🤖 AI Summary
To address performance degradation in text classification caused by distributional shift in synthetic data generated by large language models (LLMs), this paper proposes a lightweight weighted loss framework. Leveraging only a small number of real labeled samples, the method automatically evaluates synthetic instances along two dimensions—quality and diversity—and dynamically assigns learning weights to them during training of BERT-based classifiers. Crucially, it is the first approach to jointly couple data weighting with alignment of the synthetic distribution induced by the LLM, without requiring generator fine-tuning, additional human annotation, or architectural modifications.

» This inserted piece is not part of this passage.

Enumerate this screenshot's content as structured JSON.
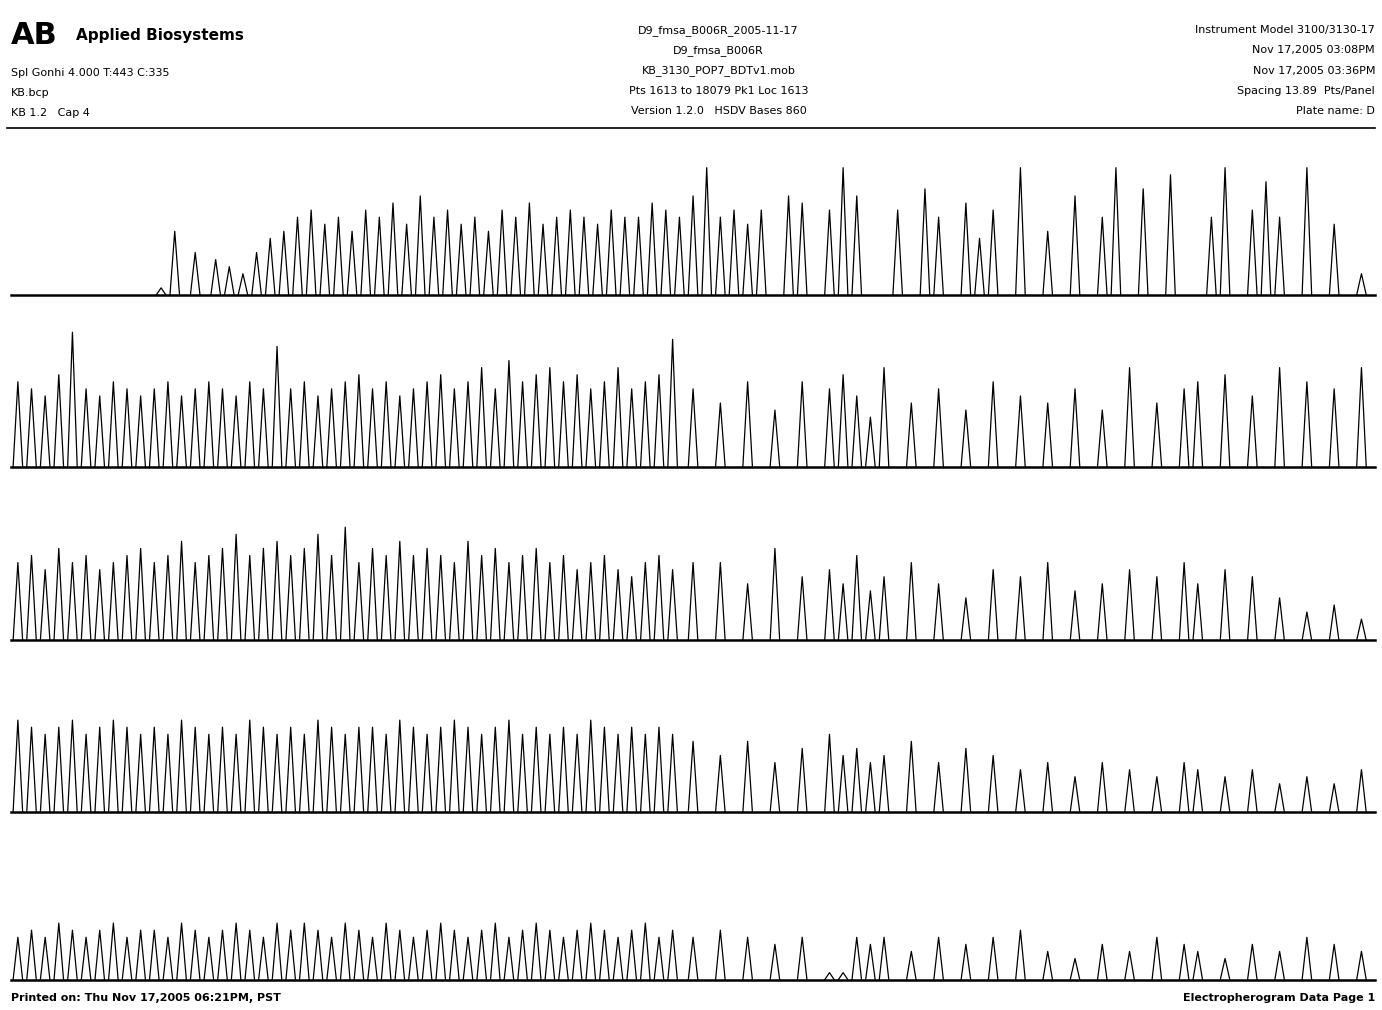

Extensive experiments across multiple text classification benchmarks demonstrate an average accuracy improvement of 2.3% over standard cross-entropy loss and state-of-the-art weighting strategies. The method exhibits strong generalization and is agnostic to the choice of LLM generator.
📝 Abstract
Synthetic data augmentation via large language models (LLMs) allows researchers to leverage additional training data, thus enhancing the performance of downstream tasks, especially when real-world data is scarce. However, the generated data can deviate from the real-world data, and this misalignment can bring deficient outcomes while applying the trained model to applications. Therefore, we proposed efficient weighted-loss approaches to align synthetic data with real-world distribution by emphasizing high-quality and diversified data generated by LLMs with using merely a little real-world data. We empirically assessed the effectiveness of our method on multiple text classification tasks, and the results showed leveraging our approaches on a BERT-level model robustly outperformed standard cross-entropy and other data weighting approaches, providing potential solutions to effectively leveraging synthetic data from any suitable data generator for model training.